Oil & Gas Sector Falls for Fake Car Accident Phishing Emails
Effective Rhadamanthys phishing campaign spoofs nonexistent "Federal Bureau of Transportation" to compromise recipients, analysts discover.
An updated version of the Rhadamanthys malware-as-a-service (MaaS) is being deployed against oil and gas companies, using an effective new lure with a concerning amount of success.
Cofense has been tracking the campaign, which uses emails and a PDF file disguised as communications from the "Federal Bureau of Transportation," according to a new flash alert from the email security analysts. No such bureau exists, and may be a mashup of the Department of Transportation and the Bureau of Transportation Statistics, an purview.
"It is not clear as to why this specific sector is [being targeted], but the campaign in its current form could be relevant in most sectors if threat actors decided to change targets," the Cofense alert explained. "While the campaign was actively sending emails, it was successfully reaching targets at an alarming rate."
The campaign appeared just days after the LockBit takedown in February, the analysts said. The latest version of Rhadamanthys, 5.0, was updated earlier in 2024 with improvements to its evasion and data stealing capabilities, Cofense added.
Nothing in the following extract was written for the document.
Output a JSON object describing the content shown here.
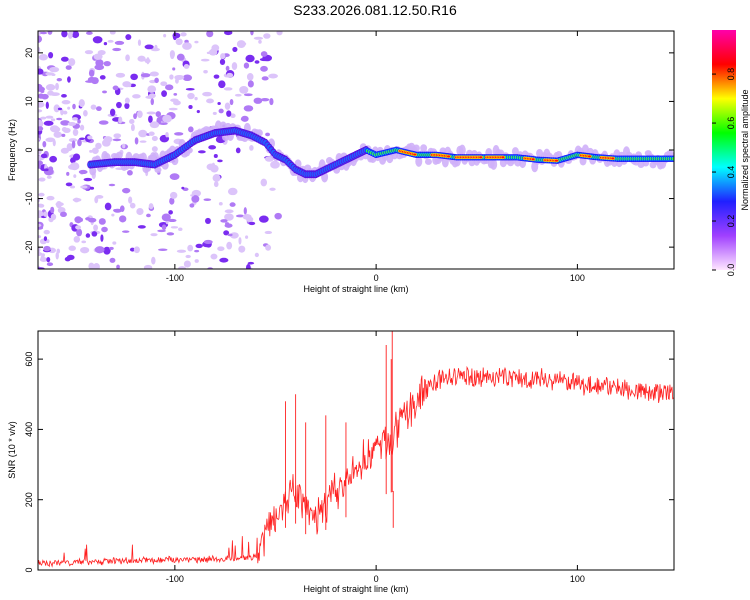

The phishing emails are also carefully crafted, the researchers pointed out. The phishers crafted multiple, provocative subject lines like, "Notification: Incident Involving Your Vehicle," and "Attention Needed: Your Vehicle's Collision."
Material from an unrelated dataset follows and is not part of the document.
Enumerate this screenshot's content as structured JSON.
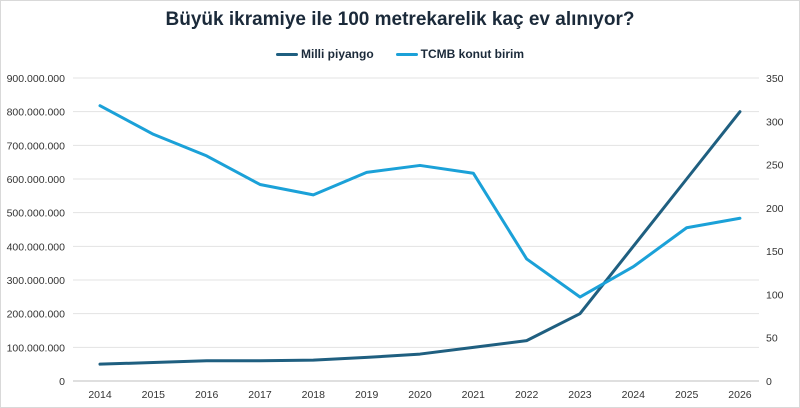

"As peculiar as it might seem to use vehicle incidents as a phishing lure, the threat actor(s) here put immense effort to ensure that their emails along with the infection chain target recipient's emotions," Cofense added. "Each email body and subject are both different than the next, but they can be summarized by notifying an employee of a car incident through an employer notification, possible legal actions, or even a notice of contacting law enforcement."